Personality disorders?
Past relationship histories?
Compulsiveness?
Neediness?
People Pleasers?

I know that these things do have an effect on relationships. 
People tend to behave in ways that keep them in their comfort zones. 
They have no idea the CAN change-even if it is to improve life for the better.
Bad behaviors that have turned into repeated bad habits. 
Inability to step back and look at the negative behaviors that had contributed to past failed marriages/relationships.

We each come into a relationship with our own experiences and ideas on how to proceed. 
What do we want from a relationship?
Can we communicate our wants and needs?
Can we just plain communicate?

I don't have any links to back up my experience...just have my experience. 
My 2nd marriage is far better than my first. It really has not much bearing on this new life. Other than the fact that that marriage existed for 23 years. That is my experience.

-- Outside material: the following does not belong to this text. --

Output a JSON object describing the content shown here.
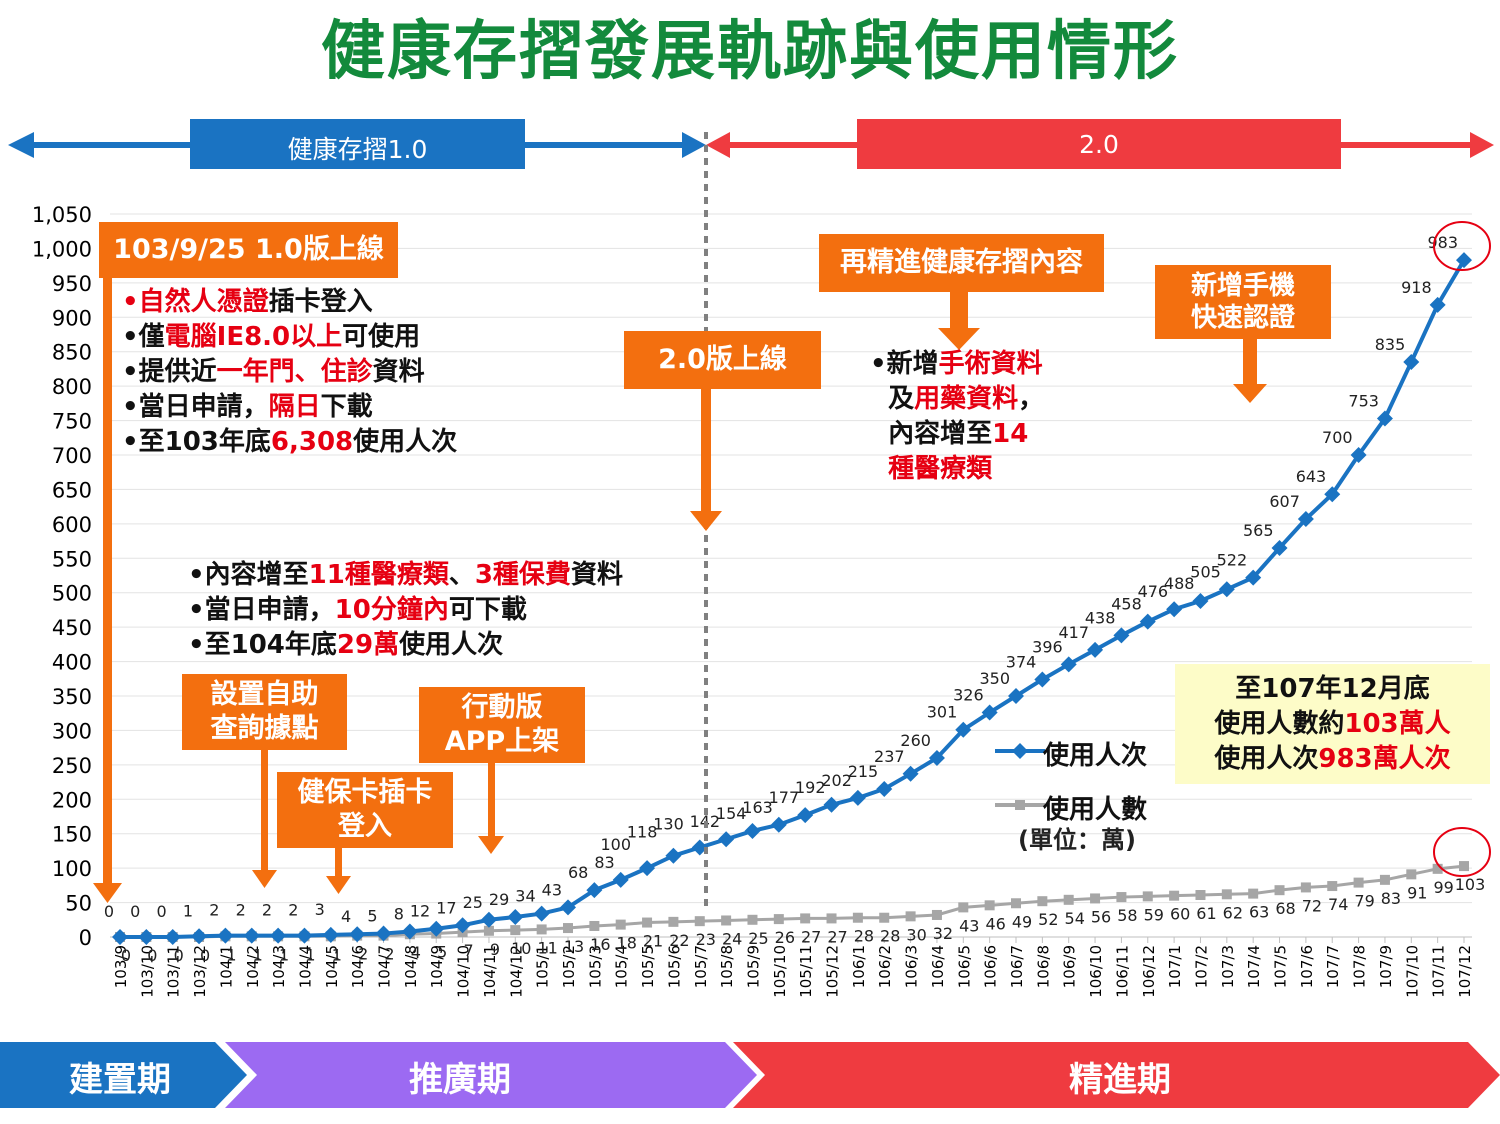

We live and learn. Hopefully, we do manage to learn from the good things as well as the bad.


----------



## JohnA (Jun 24, 2015)

Hi @the wife1962

Yes your past marriage does matter in your new marriage. Our past is our future unless we change it. Your past marriage ended for a reason. Why? (I am not asking for you to list them here) how are these reasons impacting your current marriage? Not just the obvious but the subtle. For instance how are you protecting yourself from being hurt like you where in your marriage.

For example I had a relationship that my GF had serious body image issues. Her ex, to control her demeaned her body. As a result she always felt uncomfortable with nudity anytime and anyplace. She had a huge issue letting anyone see her butt. I mean like getting up out of bed after sex and backing into the bathroom. To me it said "I don't trust you" and denied me a comfort level I need in a LTR.


----------